Sales tax and VAT obligations for SaaS products vary by jurisdiction and are expanding: the EU VAT Directive (2006/112/EC) applies to digital services sold to EU consumers regardless of where the seller is based, and US economic nexus thresholds mean many SaaS businesses now have multi-state obligations. Failing to collect and remit applicable taxes creates retroactive liability — tax authorities can assess back taxes plus penalties. This is an informational check because the legal picture varies significantly, but ignoring the question entirely is a clear risk signal for any product with meaningful revenue.

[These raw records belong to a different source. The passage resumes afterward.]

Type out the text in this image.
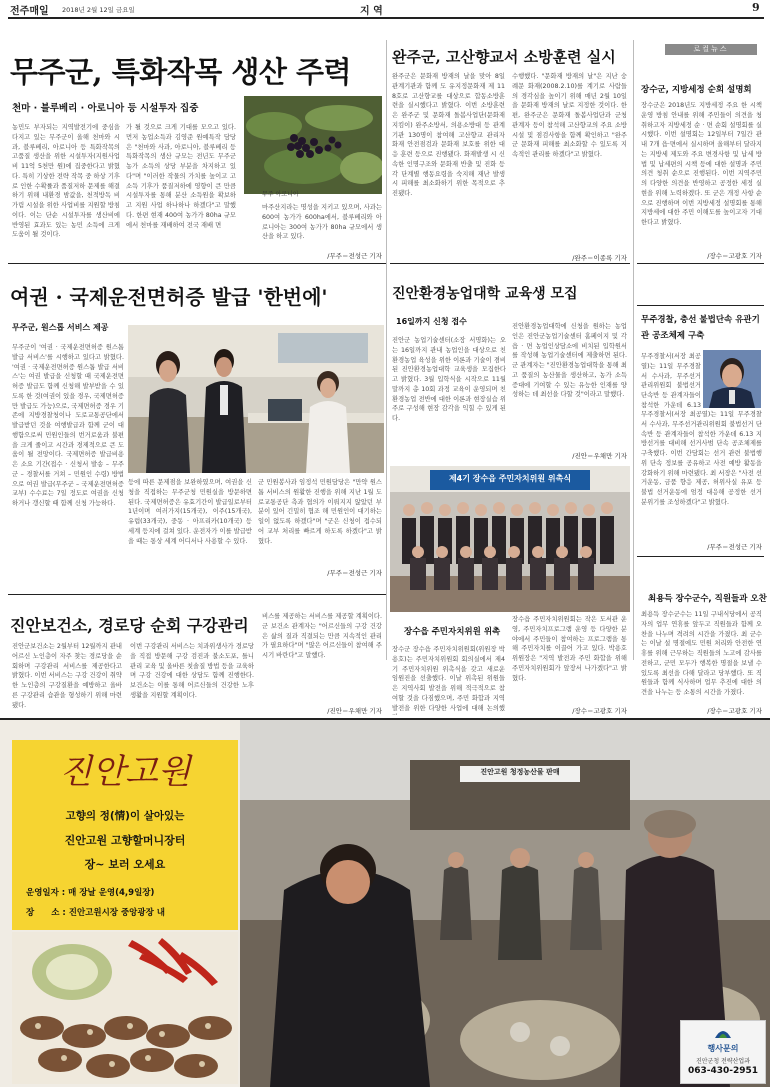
전주매일 2018년 2월 12일 금요일	지 역	9
무주군, 특화작목 생산 주력
천마 · 블루베리 · 아로니아 등 시설투자 집중
농민도 부자되는 지역발전기에 중심을 다지고 있는 무주군이 올해 천마와 시과, 블루베리, 아로니아 등 특화작목의 고품질 생산을 위한 시설투자(지원사업비 11억 5천만 원)에 집중한다고 밝혔다. 특히 기상한 전략 작목 중 하상 기후로 인한 수확률과 품질저하 문제를 해결하기 위해 내환경 밤값을, 천적방독 비가림 시설을 위한 사업비를 지원할 방침이다. 이는 단순 시설투자를 생산비에 반영된 효과도 있는 농민 소득에 크게 도움이 될 것이다.
가 될 것으로 크게 기대를 모으고 있다. 먼저 농업소득과 김영준 원예특작 담당은 "천마와 사과, 아로니아, 블루베리 등 특화작목의 생산 규모는 전년도 무주군 농가 소득의 상당 부분을 차지하고 있다"며 "이러한 작물의 가치를 높이고 고소득 기후가 품질저하에 영향이 큰 만큼 시설투자를 통해 분산 소득원을 확보하고 지원 사업 하나하나 하겠다"고 말했다. 한편 현재 400여 농가가 80ha 규모에서 천마를 재배하여 전국 재배 면
무주 아로니아
마주산지라는 명성을 지키고 있으며, 사과는 600여 농가가 600ha에서, 블루베리와 아로니아는 300여 농가가 80ha 규모에서 생산을 하고 있다.
/무주＝전성근 기자
완주군, 고산향교서 소방훈련 실시
완주군은 문화재 방재의 날을 맞아 8일 관계기관과 함께 도 유지정문화재 제 118호로 고산향교를 대상으로 합동소방훈련을 실시했다고 밝혔다. 이번 소방훈련은 완주군 및 문화재 돌봄사업단(문화재지킴이) 완주소방서, 의용소방대 등 관계기관 130명이 참여해 고산향교 관리자 화재 안전점검과 문화재 보호를 위한 대응 훈련 등으로 진행됐다. 화재발생 시 신속한 인명구조와 문화재 반출 및 진화 등 각 단계별 행동요령을 숙지해 재난 발생시 피해를 최소화하기 위한 목적으로 추진됐다.
수행했다. "문화재 방재의 날"은 지난 숭례문 화재(2008.2.10)를 계기로 사람들의 경각심을 높이기 위해 매년 2월 10일을 문화재 방재의 날로 지정한 것이다. 한편, 완주군은 문화재 돌봄사업단과 군청 관계자 등이 참석해 고산향교의 주요 소방시설 및 점검사항을 함께 확인하고 "완주군 문화재 피해를 최소화할 수 있도록 지속적인 관리를 하겠다"고 밝혔다.
/완주＝이종록 기자
로컬뉴스
장수군, 지방세정 순회 설명회
장수군은 2018년도 지방세정 주요 한 시책 운영 방침 안내를 위해 주민들이 의견을 청취하고자 지방세정 순 · 면 순회 설명회를 실시했다. 이번 설명회는 12일부터 7일간 관내 7개 읍·면에서 실시하며 올해부터 달라지는 지방세 제도와 주요 변경사항 및 납세 방법 및 납세편의 시책 등에 대한 설명과 주민의견 청취 순으로 진행된다. 이번 지역주민의 다양한 의견을 반영하고 공정한 세정 실현을 위해 노력하겠다. 또 군은 개정 사항 순으로 진행하며 이번 지방세정 설명회를 통해 지방세에 대한 주민 이해도를 높이고자 기대한다고 밝혔다.
/장수＝고광호 기자
여권 · 국제운전면허증 발급 '한번에'
무주군, 원스톱 서비스 제공
무주군이 '여권 · 국제운전면허증 원스톱 발급 서비스'를 시행하고 있다고 밝혔다. '여권 · 국제운전면허증 원스톱 발급 서비스'는 여권 발급을 신청할 때 국제운전면허증 발급도 함께 신청해 발부받을 수 있도록 한 것(여권이 있을 경우, 국제면허증만 발급도 가능)으로, 국제면허증 경우 기존에 지방경찰청이나 도로교통공단에서 발급받던 것을 여행발급과 함께 군이 대행함으로써 민원인들의 번거로움과 불편을 크게 줄이고 시간과 경제적으로 큰 도움이 될 전망이다. 국제면허증 발급비용은 소요 기간(접수 · 신청서 발송 – 무주군 – 경찰서를 거쳐 – 민원인 수령) 방법으로 여권 발급(무주군 – 국제운전면허증 교부) 수수료는 7일 정도로 여권을 신청하거나 갱신할 때 함께 신청 가능하다.
등에 따른 문제점을 보완하였으며, 여권을 신청을 직접하는 무주군청 민원실을 방문하면 된다. 국제면허증은 유효기간이 발급일로부터 1년이며 여러가지(15개국), 이주(15개국), 유럽(33개국), 중동 · 아프리카(10개국) 등 세계 등지에 걸쳐 있다. 운전자가 이를 발급받을 때는 통상 세계 어디서나 사용할 수 있다.
군 민원봉사과 임정석 민원담당은 "만약 원스톱 서비스의 원활한 진행을 위해 지난 1월 도로교통공단 측과 협의가 이뤄지지 않았던 부분이 있어 긴밀히 협조 해 민원인이 대기하는 일이 없도록 하겠다"며 "군은 신청이 접수되어 교부 처리를 빠르게 하도록 하겠다"고 밝혔다.
/무주＝전성근 기자
진안환경농업대학 교육생 모집
16일까지 신청 접수
진안군 농업기술센터(소장 서명화)는 오는 16일까지 관내 농업인을 대상으로 친환경농업 육성을 위한 이론과 기술이 겸비된 진안환경농업대학 교육생을 모집한다고 밝혔다. 3월 입학식을 시작으로 11월 말까지 총 10회 과정 교육이 운영되며 친환경농업 전반에 대한 이론과 현장실습 위주로 구성해 현장 감각을 익힐 수 있게 된다.
진안환경농업대학에 신청을 원하는 농업인은 진안군농업기술센터 홈페이지 및 각 읍 · 면 농업인상담소에 비치된 입학원서를 작성해 농업기술센터에 제출하면 된다. 군 관계자는 "진안환경농업대학을 통해 최고 품질의 농산물을 생산하고, 농가 소득증대에 기여할 수 있는 유능한 인재를 양성하는 데 최선을 다할 것"이라고 말했다.
/진안＝우채만 기자
제4기 장수읍 주민자치위원 위촉식
장수읍 주민자치위원 위촉
장수군 장수읍 주민자치위원회(위원장 박용호)는 주민자치위원회 회의실에서 제4기 주민자치위원 위촉식을 갖고 새로운 임원진을 선출했다. 이날 위촉된 위원들은 지역사회 발전을 위해 적극적으로 참여할 것을 다짐했으며, 주민 화합과 지역 발전을 위한 다양한 사업에 대해 논의했
장수읍 주민자치위원회는 작은 도서관 운영, 주민자치프로그램 운영 등 다양한 분야에서 주민들이 참여하는 프로그램을 통해 주민자치를 이끌어 가고 있다. 박용호 위원장은 "지역 발전과 주민 화합을 위해 주민자치위원회가 앞장서 나가겠다"고 밝혔다.
/장수＝고광호 기자
무주경찰, 충선 불법단속 유관기관 공조체제 구축
무주경찰서(서장 최공열)는 11일 무주경찰서 수사과, 무주선거관리위원회 불법선거 단속반 등 관계자들이 참석한 가운데 6.13
무주경찰서(서장 최공열)는 11일 무주경찰서 수사과, 무주선거관리위원회 불법선거 단속반 등 관계자들이 참석한 가운데 6.13 지방선거를 대비해 선거사범 단속 공조체제를 구축했다. 이번 간담회는 선거 관련 불법행위 단속 정보를 공유하고 사전 예방 활동을 강화하기 위해 마련됐다. 최 서장은 "사전 선거운동, 금품 향응 제공, 허위사실 유포 등 불법 선거운동에 엄정 대응해 공정한 선거 분위기를 조성하겠다"고 밝혔다.
/무주＝전성근 기자
최용득 장수군수, 직원들과 오찬
최용득 장수군수는 11일 구내식당에서 공직자의 업무 연휴를 앞두고 직원들과 함께 오찬을 나누며 격려의 시간을 가졌다. 최 군수는 이날 설 명절에도 민원 처리와 안전한 연휴를 위해 근무하는 직원들의 노고에 감사를 전하고, 군민 모두가 행복한 명절을 보낼 수 있도록 최선을 다해 달라고 당부했다. 또 직원들과 함께 식사하며 업무 추진에 대한 의견을 나누는 등 소통의 시간을 가졌다.
/장수＝고광호 기자
진안보건소, 경로당 순회 구강관리
진안군보건소는 2월부터 12월까지 관내 어르신 노인층이 자주 찾는 경로당을 순회하며 구강관리 서비스를 제공한다고 밝혔다. 이번 서비스는 구강 건강이 취약한 노인층의 구강질환을 예방하고 올바른 구강관리 습관을 형성하기 위해 마련됐다.
이번 구강관리 서비스는 치과위생사가 경로당을 직접 방문해 구강 검진과 불소도포, 틀니 관리 교육 및 올바른 칫솔질 방법 등을 교육하며 구강 건강에 대한 상담도 함께 진행한다. 보건소는 이를 통해 어르신들의 건강한 노후 생활을 지원할 계획이다.
비스를 제공하는 서비스를 제공할 계획이다. 군 보건소 관계자는 "어르신들의 구강 건강은 삶의 질과 직결되는 만큼 지속적인 관리가 필요하다"며 "많은 어르신들이 참여해 주시기 바란다"고 말했다.
/진안＝우채만 기자
진안고원
고향의 정(情)이 살아있는
진안고원 고향할머니장터
장~ 보러 오세요
운영일자 : 매 장날 운영(4,9일장)
장　　소 : 진안고원시장 중앙광장 내
진안고원 청정농산물 판매
행사문의
진안군청 전략산업과
063-430-2951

Info because tax obligations are jurisdiction-dependent and the check flags unanswered questions rather than definitive violations — but the risk is real for products with non-trivial revenue.
Stripe Tax is the lowest-friction solution: enable it on your checkout sessions and subscription creation, configure your business address in the Stripe Dashboard, and Stripe handles rate lookup and collection automatically.

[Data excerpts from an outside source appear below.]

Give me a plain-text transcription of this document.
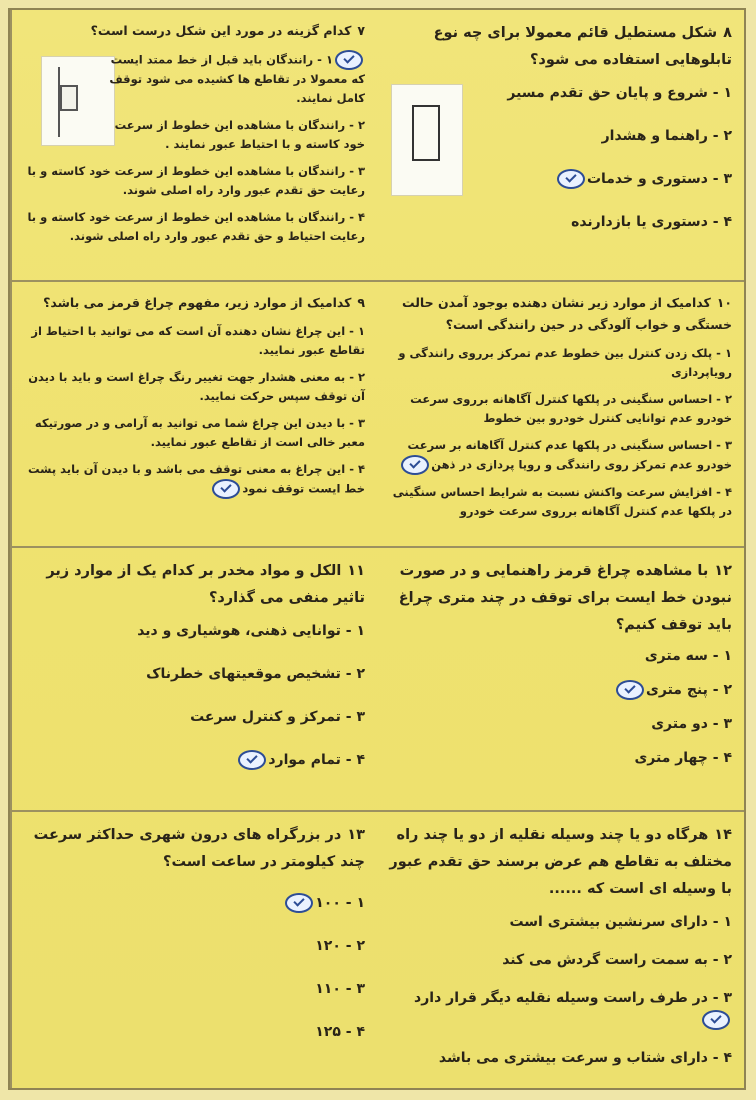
۷کدام گزینه در مورد این شکل درست است؟

۱ - رانندگان باید قبل از خط ممتد ایست که معمولا در تقاطع ها کشیده می شود توقف کامل نمایند.
۲ - رانندگان با مشاهده این خطوط از سرعت خود کاسته و با احتیاط عبور نمایند .
۳ - رانندگان با مشاهده این خطوط از سرعت خود کاسته و با رعایت حق تقدم عبور وارد راه اصلی شوند.
۴ - رانندگان با مشاهده این خطوط از سرعت خود کاسته و با رعایت احتیاط و حق تقدم عبور وارد راه اصلی شوند.

۸شکل مستطیل قائم معمولا برای چه نوع تابلوهایی استفاده می شود؟

۱ - شروع و پایان حق تقدم مسیر
۲ - راهنما و هشدار
۳ - دستوری و خدمات
۴ - دستوری یا بازدارنده

۹کدامیک از موارد زیر، مفهوم چراغ قرمز می باشد؟

۱ - این چراغ نشان دهنده آن است که می توانید با احتیاط از تقاطع عبور نمایید.
۲ - به معنی هشدار جهت تغییر رنگ چراغ است و باید با دیدن آن توقف سپس حرکت نمایید.
۳ - با دیدن این چراغ شما می توانید به آرامی و در صورتیکه معبر خالی است از تقاطع عبور نمایید.
۴ - این چراغ به معنی توقف می باشد و با دیدن آن باید پشت خط ایست توقف نمود

۱۰کدامیک از موارد زیر نشان دهنده بوجود آمدن حالت خستگی و خواب آلودگی در حین رانندگی است؟

۱ - پلک زدن کنترل بین خطوط عدم تمرکز برروی رانندگی و رویاپردازی
۲ - احساس سنگینی در پلکها کنترل آگاهانه برروی سرعت خودرو عدم توانایی کنترل خودرو بین خطوط
۳ - احساس سنگینی در پلکها عدم کنترل آگاهانه بر سرعت خودرو عدم تمرکز روی رانندگی و رویا پردازی در ذهن
۴ - افزایش سرعت واکنش نسبت به شرایط احساس سنگینی در پلکها عدم کنترل آگاهانه برروی سرعت خودرو

۱۱الکل و مواد مخدر بر کدام یک از موارد زیر تاثیر منفی می گذارد؟

۱ - توانایی ذهنی، هوشیاری و دید
۲ - تشخیص موقعیتهای خطرناک
۳ - تمرکز و کنترل سرعت
۴ - تمام موارد

۱۲با مشاهده چراغ قرمز راهنمایی و در صورت نبودن خط ایست برای توقف در چند متری چراغ باید توقف کنیم؟

۱ - سه متری
۲ - پنج متری
۳ - دو متری
۴ - چهار متری

۱۳در بزرگراه های درون شهری حداکثر سرعت چند کیلومتر در ساعت است؟

۱ - ۱۰۰
۲ - ۱۲۰
۳ - ۱۱۰
۴ - ۱۲۵

۱۴هرگاه دو یا چند وسیله نقلیه از دو یا چند راه مختلف به تقاطع هم عرض برسند حق تقدم عبور با وسیله ای است که ......

۱ - دارای سرنشین بیشتری است
۲ - به سمت راست گردش می کند
۳ - در طرف راست وسیله نقلیه دیگر قرار دارد
۴ - دارای شتاب و سرعت بیشتری می باشد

// Enable automatic tax on checkout sessions
const session = await stripe.checkout.sessions.create({
automatic_tax: { enabled: true },
customer: customerId,
line_items: [{ price: priceId, quantity: 1 }],
mode: 'subscription',
})
// And on subscription creation directly:
await stripe.subscriptions.create({
customer: customerId,
items: [{ price: priceId }],
automatic_tax: { enabled: true },
})
If you've consciously decided not to collect tax (e.g., B2B sales where the customer self-remits), document that decision in docs/compliance/tax-policy.md so it's visible to auditors.

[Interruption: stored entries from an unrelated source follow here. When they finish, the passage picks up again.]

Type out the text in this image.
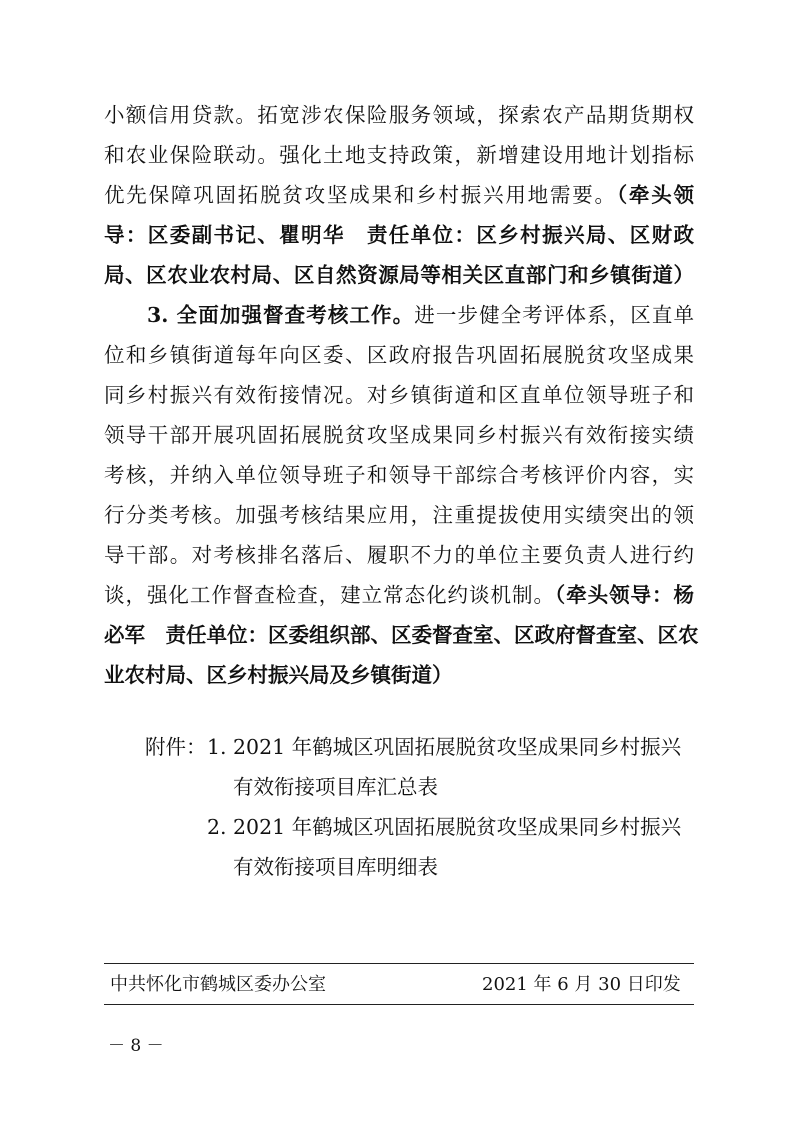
小额信用贷款。拓宽涉农保险服务领域，探索农产品期货期权
和农业保险联动。强化土地支持政策，新增建设用地计划指标
优先保障巩固拓脱贫攻坚成果和乡村振兴用地需要。（牵头领
导：区委副书记、瞿明华　责任单位：区乡村振兴局、区财政
局、区农业农村局、区自然资源局等相关区直部门和乡镇街道）
3. 全面加强督查考核工作。进一步健全考评体系，区直单
位和乡镇街道每年向区委、区政府报告巩固拓展脱贫攻坚成果
同乡村振兴有效衔接情况。对乡镇街道和区直单位领导班子和
领导干部开展巩固拓展脱贫攻坚成果同乡村振兴有效衔接实绩
考核，并纳入单位领导班子和领导干部综合考核评价内容，实
行分类考核。加强考核结果应用，注重提拔使用实绩突出的领
导干部。对考核排名落后、履职不力的单位主要负责人进行约
谈，强化工作督查检查，建立常态化约谈机制。（牵头领导：杨
必军　责任单位：区委组织部、区委督查室、区政府督查室、区农
业农村局、区乡村振兴局及乡镇街道）
附件： 1. 2021 年鹤城区巩固拓展脱贫攻坚成果同乡村振兴
有效衔接项目库汇总表
2. 2021 年鹤城区巩固拓展脱贫攻坚成果同乡村振兴
有效衔接项目库明细表
中共怀化市鹤城区委办公室	2021 年 6 月 30 日印发
－ 8 －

ID: saas-billing.financial-data.tax-calculation
Severity: info
What to look for: Determine whether the application collects and remits sales tax or VAT. Look for Stripe Tax integration (automatic_tax: { enabled: true } in checkout sessions or subscription creation), TaxJar or Avalara integration, manual tax rate configuration in Stripe, or a documented decision to not collect tax. Also look for whether the pricing page shows tax-inclusive or tax-exclusive pricing.
Pass criteria: Count every checkout session and subscription creation call. At least 1 of: (a) Stripe Tax is enabled on checkout sessions and subscription creation, (b) a third-party tax service is integrated, (c) tax rates are manually configured in Stripe for applicable regions, or (d) there is evidence that the team has consciously decided not to collect tax (documented, or a market where this is legally acceptable for the product type). This is an informational check — tax obligations vary significantly by jurisdiction.
Fail criteria: No tax configuration of any kind exists, there is no indication the team has addressed this question, and the product is likely subject to tax collection obligations (SaaS sold to consumers or businesses in applicable jurisdictions).
Skip (N/A) when: No billing integration detected.
Detail on fail: "No tax configuration found — Stripe Tax not enabled, no third-party tax service, no tax rates configured. Depending on your markets, you may have tax collection obligations." (Note: this is informational — flag it for review, not as a definitive compliance failure)
Remediation: Stripe Tax is the simplest path to automated tax calculation and is included in Stripe's standard pricing:
// Enable automatic tax in checkout sessions
const session = await stripe.checkout.sessions.create({
automatic_tax: { enabled: true },
customer: customerId,
// ... other options
})
For subscriptions, enable it in the subscription creation as well. Note that Stripe Tax requires your business address to be configured in Stripe Dashboard and may require additional setup for some jurisdictions.